Fitch put the NBA’s league-wide revolving facility borrowings, and bonds backed by revenue at the two basketball arenas, on negative watch after the league canceled the remainder of its pre-season games last week, according to Fitch director Chad Lewis.

The Staples Center’s $234 million of revenue-backed bonds and the Pepsi Center’s $46.7 million of revenue-backed bonds are rated BBB-plus and BBB-minus, respectively, according to the report. The NBA’s $957 million revolving facility borrowings and $1.34 billion senior notes are rated BBB-plus.

Bonds backed by arena revenues tend to be considered riskier, because of the volatility of depending on ticket sales and other arena-related revenue for income, Lewis said.

Fitch is concerned if the contract issues aren’t ironed out, the league could end up with a repeat of the 1998-99 season when both sides failed to immediately reach an agreement and the season was shortened.
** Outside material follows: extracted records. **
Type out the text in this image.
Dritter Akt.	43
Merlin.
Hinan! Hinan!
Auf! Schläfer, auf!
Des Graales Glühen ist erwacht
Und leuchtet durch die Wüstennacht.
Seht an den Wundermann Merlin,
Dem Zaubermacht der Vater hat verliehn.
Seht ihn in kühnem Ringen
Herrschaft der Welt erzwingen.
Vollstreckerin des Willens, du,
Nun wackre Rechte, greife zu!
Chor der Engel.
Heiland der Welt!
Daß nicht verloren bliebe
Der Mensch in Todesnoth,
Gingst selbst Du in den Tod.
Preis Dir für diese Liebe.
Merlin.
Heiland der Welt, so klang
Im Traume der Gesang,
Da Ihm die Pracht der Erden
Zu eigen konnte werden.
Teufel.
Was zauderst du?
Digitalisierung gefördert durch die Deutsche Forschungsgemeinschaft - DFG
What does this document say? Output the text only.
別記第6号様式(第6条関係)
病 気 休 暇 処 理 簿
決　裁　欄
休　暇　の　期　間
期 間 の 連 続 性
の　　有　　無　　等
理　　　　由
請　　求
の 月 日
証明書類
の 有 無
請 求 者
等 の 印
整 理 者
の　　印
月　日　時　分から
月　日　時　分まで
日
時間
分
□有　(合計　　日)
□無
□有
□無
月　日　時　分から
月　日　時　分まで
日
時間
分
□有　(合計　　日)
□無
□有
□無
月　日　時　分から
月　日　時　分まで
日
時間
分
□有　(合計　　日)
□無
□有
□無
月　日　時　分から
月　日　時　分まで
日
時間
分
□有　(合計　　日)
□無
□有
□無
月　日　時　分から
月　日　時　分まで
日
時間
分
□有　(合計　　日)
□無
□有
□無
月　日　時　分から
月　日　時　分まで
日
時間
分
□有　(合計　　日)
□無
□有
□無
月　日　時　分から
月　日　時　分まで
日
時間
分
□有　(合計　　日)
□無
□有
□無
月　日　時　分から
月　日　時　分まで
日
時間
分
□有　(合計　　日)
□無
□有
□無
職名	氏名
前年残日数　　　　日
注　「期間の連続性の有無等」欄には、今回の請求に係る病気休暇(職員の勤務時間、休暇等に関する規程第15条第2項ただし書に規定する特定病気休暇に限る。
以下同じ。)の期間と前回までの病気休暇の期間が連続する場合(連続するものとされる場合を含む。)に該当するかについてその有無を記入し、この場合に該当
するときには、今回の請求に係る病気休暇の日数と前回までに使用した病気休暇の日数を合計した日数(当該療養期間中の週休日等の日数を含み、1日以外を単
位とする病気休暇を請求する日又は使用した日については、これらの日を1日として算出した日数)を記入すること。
Lewis said he didn’t know how much lost income resulted from game cancellations in the 1990s.

Fitch tracks seven NBA arenas, but only two, the Staples Center and Pepsi Center, have publicly rated bonds. The $500 million in privately rated arena-revenue backed bonds with an NBA anchor tenant were also placed on negative rating watch.
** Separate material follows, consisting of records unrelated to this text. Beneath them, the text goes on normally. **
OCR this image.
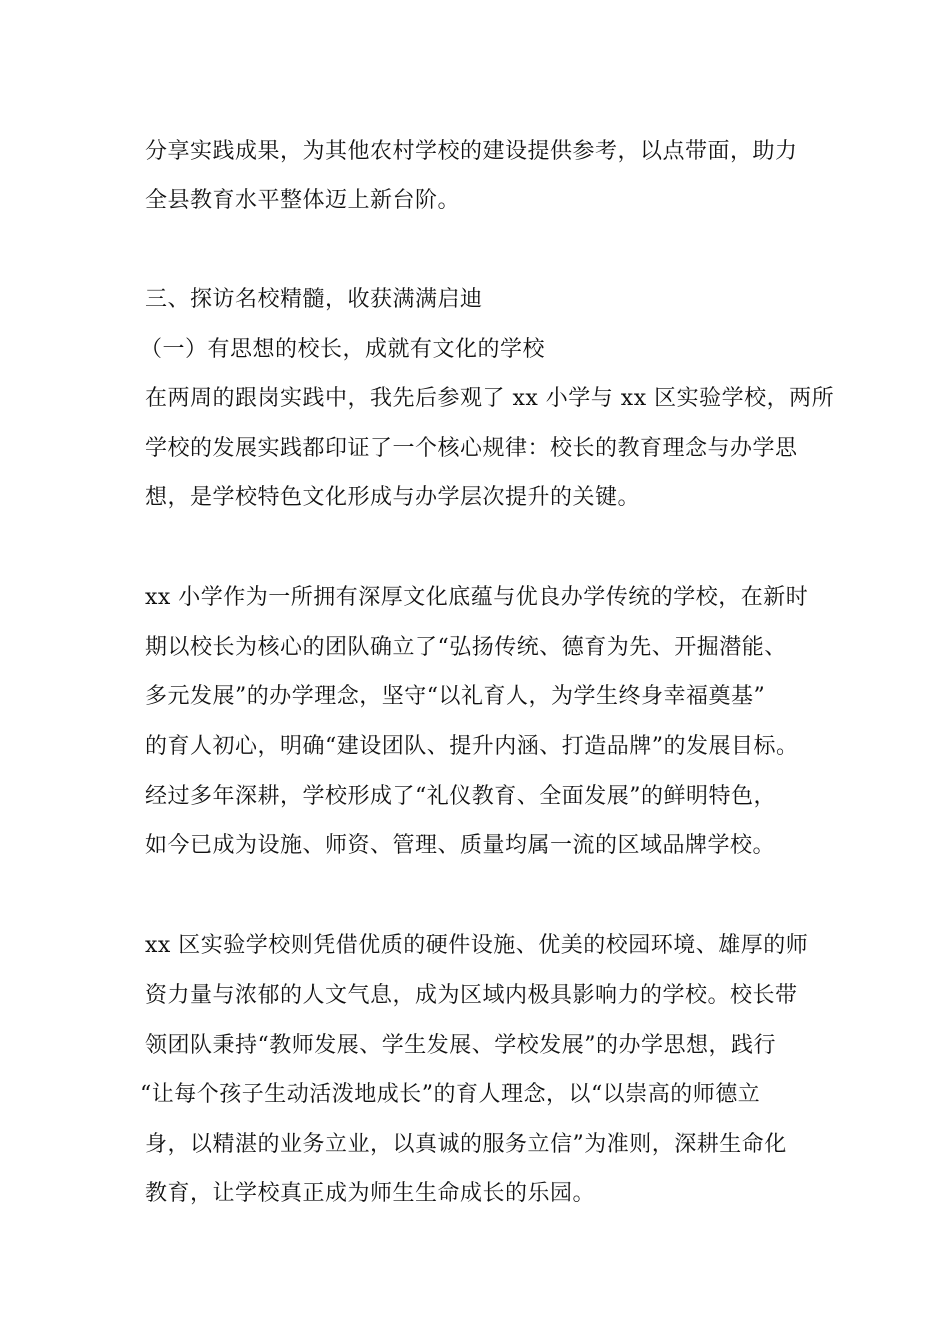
分享实践成果，为其他农村学校的建设提供参考，以点带面，助力
全县教育水平整体迈上新台阶。
三、探访名校精髓，收获满满启迪
（一）有思想的校长，成就有文化的学校
在两周的跟岗实践中，我先后参观了 xx 小学与 xx 区实验学校，两所
学校的发展实践都印证了一个核心规律：校长的教育理念与办学思
想，是学校特色文化形成与办学层次提升的关键。
xx 小学作为一所拥有深厚文化底蕴与优良办学传统的学校，在新时
期以校长为核心的团队确立了“弘扬传统、德育为先、开掘潜能、
多元发展”的办学理念，坚守“以礼育人，为学生终身幸福奠基”
的育人初心，明确“建设团队、提升内涵、打造品牌”的发展目标。
经过多年深耕，学校形成了“礼仪教育、全面发展”的鲜明特色，
如今已成为设施、师资、管理、质量均属一流的区域品牌学校。
xx 区实验学校则凭借优质的硬件设施、优美的校园环境、雄厚的师
资力量与浓郁的人文气息，成为区域内极具影响力的学校。校长带
领团队秉持“教师发展、学生发展、学校发展”的办学思想，践行
“让每个孩子生动活泼地成长”的育人理念，以“以崇高的师德立
身，以精湛的业务立业，以真诚的服务立信”为准则，深耕生命化
教育，让学校真正成为师生生命成长的乐园。
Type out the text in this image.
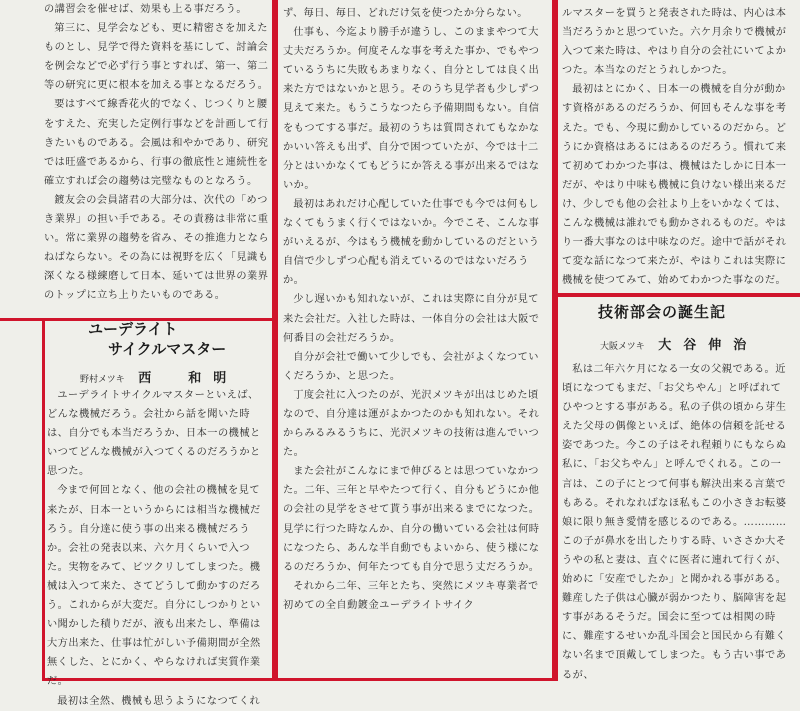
の講習会を催せば、効果も上る事だろう。

第三に、見学会なども、更に精密さを加えたものとし、見学で得た資料を基にして、討論会を例会などで必ず行う事とすれば、第一、第二等の研究に更に根本を加える事となるだろう。

要はすべて線香花火的でなく、じつくりと腰をすえた、充実した定例行事などを計画して行きたいものである。会風は和やかであり、研究では旺盛であるから、行事の徹底性と連続性を確立すれば会の趨勢は完璧なものとなろう。

鍍友会の会員諸君の大部分は、次代の「めつき業界」の担い手である。その責務は非常に重い。常に業界の趨勢を省み、その推進力とならねばならない。その為には視野を広く「見識も深くなる様練磨して日本、延いては世界の業界のトップに立ち上りたいものである。

ユーデライト
サイクルマスター
野村メツキ 西　和明

ユーデライトサイクルマスターといえば、どんな機械だろう。会社から話を聞いた時は、自分でも本当だろうか、日本一の機械といつてどんな機械が入つてくるのだろうかと思つた。

今まで何回となく、他の会社の機械を見て来たが、日本一というからには相当な機械だろう。自分達に使う事の出来る機械だろうか。会社の発表以来、六ケ月くらいで入つた。実物をみて、ビツクリしてしまつた。機械は入つて来た、さてどうして動かすのだろう。これからが大変だ。自分にしつかりといい聞かした積りだが、液も出来たし、準備は大方出来た、仕事は忙がしい予備期間が全然無くした、とにかく、やらなければ実質作業だ。

最初は全然、機械も思うようになつてくれ

ず、毎日、毎日、どれだけ気を使つたか分らない。

仕事も、今迄より勝手が違うし、このままやつて大丈夫だろうか。何度そんな事を考えた事か、でもやつているうちに失敗もあまりなく、自分としては良く出来た方ではないかと思う。そのうち見学者も少しずつ見えて来た。もうこうなつたら予備期間もない。自信をもつてする事だ。最初のうちは質問されてもなかなかいい答えも出ず、自分で困つていたが、今では十二分とはいかなくてもどうにか答える事が出来るではないか。

最初はあれだけ心配していた仕事でも今では何もしなくてもうまく行くではないか。今でこそ、こんな事がいえるが、今はもう機械を動かしているのだという自信で少しずつ心配も消えているのではないだろうか。

少し遅いかも知れないが、これは実際に自分が見て来た会社だ。入社した時は、一体自分の会社は大阪で何番目の会社だろうか。

自分が会社で働いて少しでも、会社がよくなつていくだろうか、と思つた。

丁度会社に入つたのが、光沢メツキが出はじめた頃なので、自分達は運がよかつたのかも知れない。それからみるみるうちに、光沢メツキの技術は進んでいつた。

また会社がこんなにまで伸びるとは思つていなかつた。二年、三年と早やたつて行く、自分もどうにか他の会社の見学をさせて貰う事が出来るまでになつた。見学に行つた時なんか、自分の働いている会社は何時になつたら、あんな半自動でもよいから、使う様になるのだろうか、何年たつても自分で思う丈だろうか。

それから二年、三年とたち、突然にメツキ専業者で初めての全自動鍍金ユーデライトサイク

ルマスターを買うと発表された時は、内心は本当だろうかと思つていた。六ケ月余りで機械が入つて来た時は、やはり自分の会社にいてよかつた。本当なのだとうれしかつた。

最初はとにかく、日本一の機械を自分が動かす資格があるのだろうか、何回もそんな事を考えた。でも、今現に動かしているのだから。どうにか資格はあるにはあるのだろう。慣れて来て初めてわかつた事は、機械はたしかに日本一だが、やはり中味も機械に負けない様出来るだけ、少しでも他の会社より上をいかなくては、こんな機械は誰れでも動かされるものだ。やはり一番大事なのは中味なのだ。途中で話がそれて変な話になつて来たが、やはりこれは実際に機械を使つてみて、始めてわかつた事なのだ。

技術部会の誕生記
大阪メツキ 大谷伸治

私は二年六ケ月になる一女の父親である。近頃になつてもまだ、「お父ちやん」と呼ばれてひやつとする事がある。私の子供の頃から芽生えた父母の偶像といえば、絶体の信頼を託せる姿であつた。今この子はそれ程頼りにもならぬ私に、「お父ちやん」と呼んでくれる。この一言は、この子にとつて何事も解決出来る言葉でもある。それなればなほ私もこの小さきお転婆娘に限り無き愛情を感じるのである。…………この子が鼻水を出したりする時、いささか大そうやの私と妻は、直ぐに医者に連れて行くが、始めに「安産でしたか」と聞かれる事がある。難産した子供は心臓が弱かつたり、脳障害を起す事があるそうだ。国会に至つては相関の時に、難産するせいか乱斗国会と国民から有難くない名まで頂戴してしまつた。もう古い事であるが、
Fitch will likely know within six months whether the season will be shortened — similar to the NBA’s 191-day work stoppage in 1998-99 when regular season games were reduced to 50 per team from 82 — or fully canceled, according to the rating report.
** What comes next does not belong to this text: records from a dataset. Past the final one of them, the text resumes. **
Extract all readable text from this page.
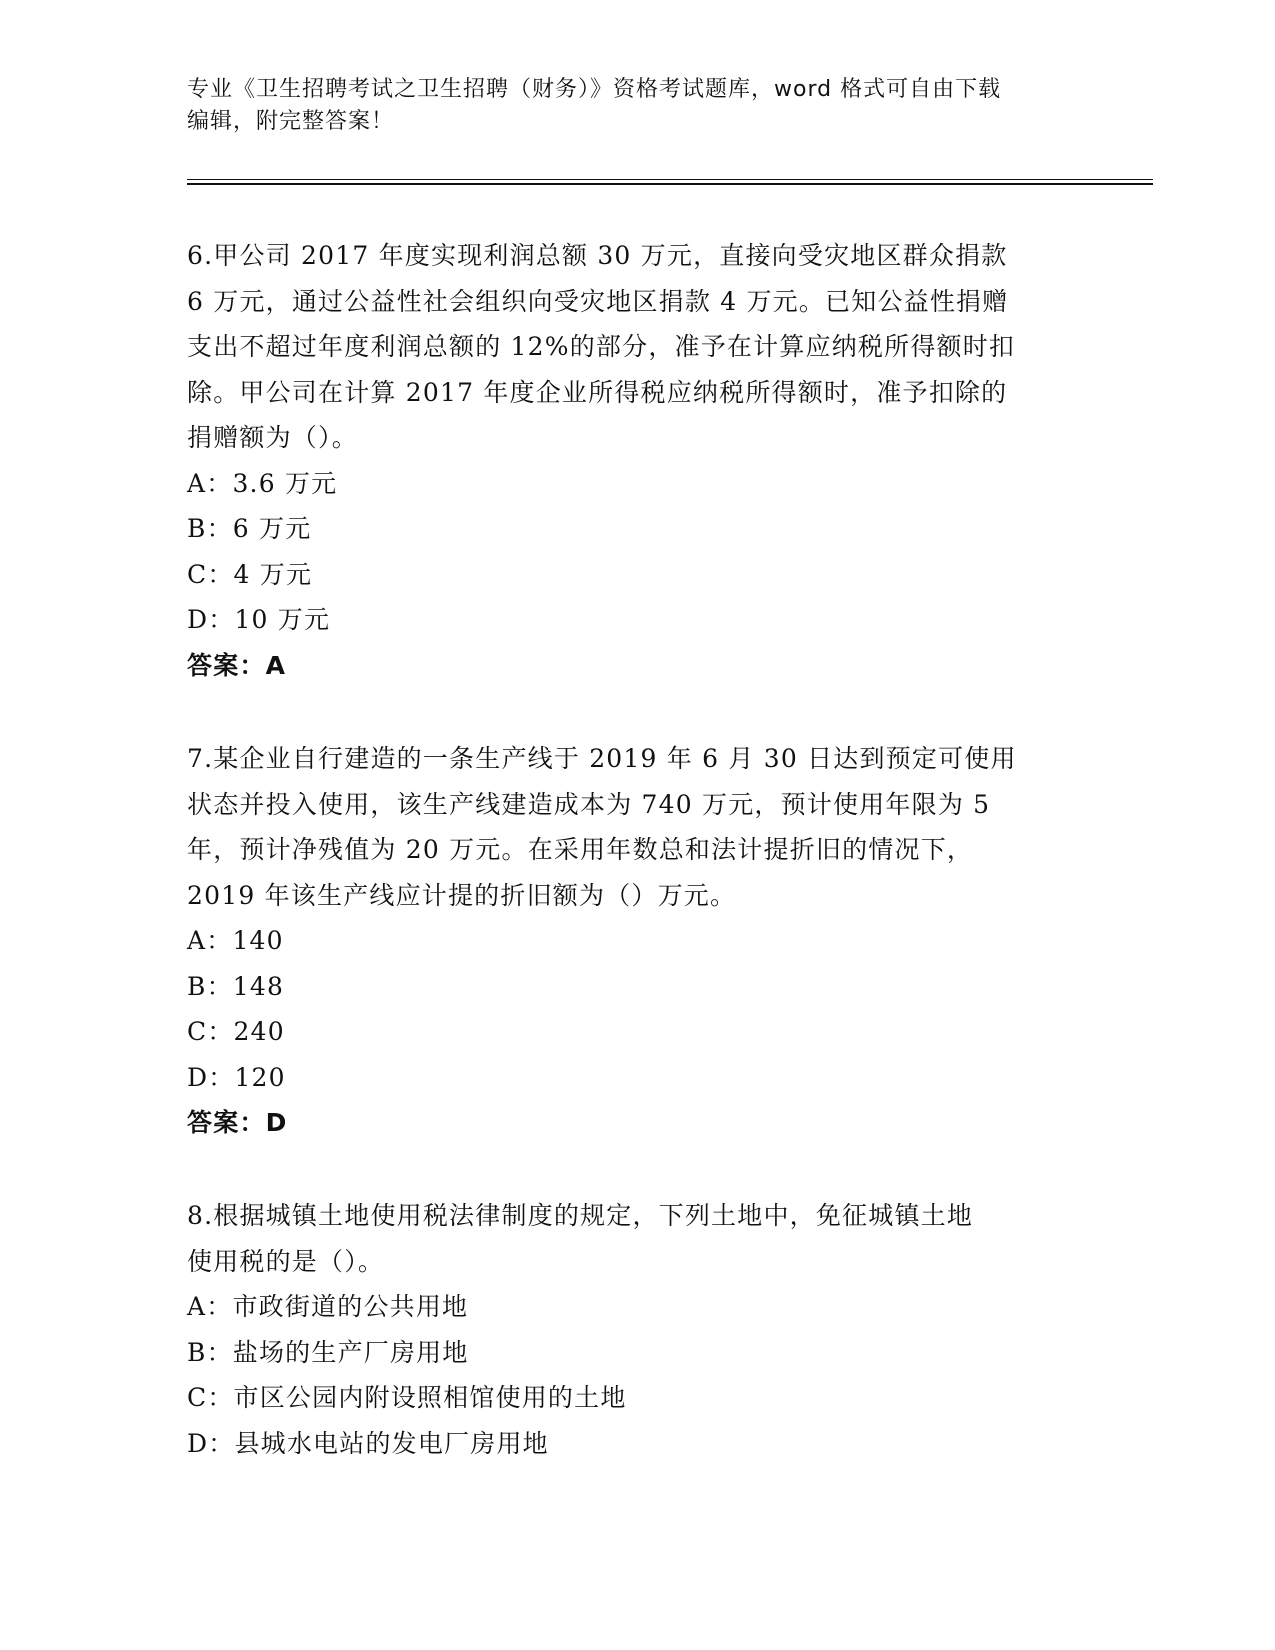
专业《卫生招聘考试之卫生招聘（财务）》资格考试题库，word 格式可自由下载
编辑，附完整答案！

6.甲公司 2017 年度实现利润总额 30 万元，直接向受灾地区群众捐款

6 万元，通过公益性社会组织向受灾地区捐款 4 万元。已知公益性捐赠

支出不超过年度利润总额的 12%的部分，准予在计算应纳税所得额时扣

除。甲公司在计算 2017 年度企业所得税应纳税所得额时，准予扣除的

捐赠额为（）。

A：3.6 万元

B：6 万元

C：4 万元

D：10 万元

答案：A

7.某企业自行建造的一条生产线于 2019 年 6 月 30 日达到预定可使用

状态并投入使用，该生产线建造成本为 740 万元，预计使用年限为 5

年，预计净残值为 20 万元。在采用年数总和法计提折旧的情况下，

2019 年该生产线应计提的折旧额为（）万元。

A：140

B：148

C：240

D：120

答案：D

8.根据城镇土地使用税法律制度的规定，下列土地中，免征城镇土地

使用税的是（）。

A：市政街道的公共用地

B：盐场的生产厂房用地

C：市区公园内附设照相馆使用的土地

D：县城水电站的发电厂房用地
If a partial season occurs, Fitch analysts said they will evaluate the projected impact on league and arena finances and resolve the rating watch, the report states. If the season is cancelled, downward rating action may be warranted, according to analysts.

AEG, owner of the multi-use entertainment center L.A. Live that includes the Staples Center, has an agreement with Los Angeles officials to issue $250 million in bonds to raze part of the city’s convention center and build a National Football League stadium.

Michael Roth, an AEG spokesman failed to return calls.

Both the Staples Center and Pepsi Center benefit from having National Hockey League tenants in addition to the NBA franchises.